Does Same Sex Attraction Run in the Family?

In a recent counseling meeting, a man with same sex attraction (SSA) was telling me about his relationship with his father. As an aside, he mentioned the time he discovered, to his surprise, that his father had experienced SSA at one point as well. I have heard this before, but it is usually a hard slice of information to come by, for a few reasons.

 

In the past, most men who experienced SSA would not adopt it as an identity, but go on to get married to a woman anyway. The cultural demand to see these desires as an inviolable essence of their soul, as much a part of them as their fingerprints, was just not there. If their marital relationship was good, over time they would find other pathways to arousal with their caring wives, on the bed of emotional intimacy. Such is the nature of sexuality. So there would be little cause for a father to share this bit of private data from his past with his son.

 

Futhermore, the relationship between father and son may be strained and the vulnerability that conversation about desires requires would never happen between them. In fact, considering how father-son distance plays a role in many (though not all) men developing SSA, finding out about a father’s SSA would be unlikely.

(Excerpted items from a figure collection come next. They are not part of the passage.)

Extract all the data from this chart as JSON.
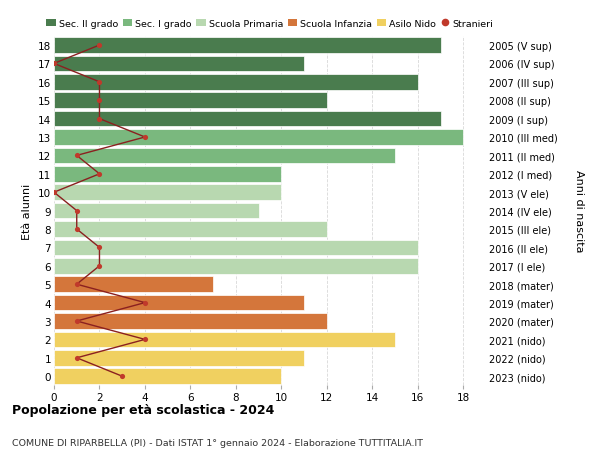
{
  "ages": [
    18,
    17,
    16,
    15,
    14,
    13,
    12,
    11,
    10,
    9,
    8,
    7,
    6,
    5,
    4,
    3,
    2,
    1,
    0
  ],
  "right_labels": [
    "2005 (V sup)",
    "2006 (IV sup)",
    "2007 (III sup)",
    "2008 (II sup)",
    "2009 (I sup)",
    "2010 (III med)",
    "2011 (II med)",
    "2012 (I med)",
    "2013 (V ele)",
    "2014 (IV ele)",
    "2015 (III ele)",
    "2016 (II ele)",
    "2017 (I ele)",
    "2018 (mater)",
    "2019 (mater)",
    "2020 (mater)",
    "2021 (nido)",
    "2022 (nido)",
    "2023 (nido)"
  ],
  "bar_values": [
    17,
    11,
    16,
    12,
    17,
    18,
    15,
    10,
    10,
    9,
    12,
    16,
    16,
    7,
    11,
    12,
    15,
    11,
    10
  ],
  "bar_colors": [
    "#4a7c4e",
    "#4a7c4e",
    "#4a7c4e",
    "#4a7c4e",
    "#4a7c4e",
    "#7ab87e",
    "#7ab87e",
    "#7ab87e",
    "#b8d8b0",
    "#b8d8b0",
    "#b8d8b0",
    "#b8d8b0",
    "#b8d8b0",
    "#d4763b",
    "#d4763b",
    "#d4763b",
    "#f0d060",
    "#f0d060",
    "#f0d060"
  ],
  "stranieri_values": [
    2,
    0,
    2,
    2,
    2,
    4,
    1,
    2,
    0,
    1,
    1,
    2,
    2,
    1,
    4,
    1,
    4,
    1,
    3
  ],
  "legend_labels": [
    "Sec. II grado",
    "Sec. I grado",
    "Scuola Primaria",
    "Scuola Infanzia",
    "Asilo Nido",
    "Stranieri"
  ],
  "legend_colors": [
    "#4a7c4e",
    "#7ab87e",
    "#b8d8b0",
    "#d4763b",
    "#f0d060",
    "#c0392b"
  ],
  "title": "Popolazione per età scolastica - 2024",
  "subtitle": "COMUNE DI RIPARBELLA (PI) - Dati ISTAT 1° gennaio 2024 - Elaborazione TUTTITALIA.IT",
  "ylabel_left": "Età alunni",
  "ylabel_right": "Anni di nascita",
  "bg_color": "#ffffff",
  "bar_edge_color": "white",
  "stranieri_line_color": "#8b2020",
  "stranieri_dot_color": "#c0392b",
  "grid_color": "#d8d8d8"
}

Also, this is not the kind of fact scientific research can easily access.

 

But, being a pastor, I am sometimes in the privileged position of knowing a family over generations. I become acquainted, sometimes as confessor, to both father and son, mother and daughter. One of the great treasures of the church I now pastor is her inclusion of every age, from negative nine months to a hundred years old, in her pews. I can witness how the tears shed by parent are shared by child. I can marvel over great spiritual power shown by matriarch manifesting in descendants. It is a majestic perch I am honored to occupy.

 

Which makes it significant, to return to my opening, that I heard this SSA man’s remark about his father’s SSA before.

 

Well then, you say, is this not evidence of a genetic cause for homosexuality? No. Apart from the twin studies (as described in enGendered, chapter 16) and the obvious complexity that goes into our sexuality, there are good reasons to understand homosexuality as primarily, not a genetic product, but a developmental phenomenon. You aren’t born that way, but you can grow up that way.

 

Families do not only carry the same genes, but the same ways of relating to one another. I see the good and the bad making its way down a family’s genealogical roads. In my counselee’s case, he spoke of how he was coming to understand his father’s broken childhood. It was helping him to forgive and heal his relationship with his dad. It also suggested to me that SSA could very well run in a family if the gender brokenness of one generation is thrust violently into the next.

 

The Good News is, as in the case of my friend, those patterns can be broken by the love of Jesus Christ to both father and son.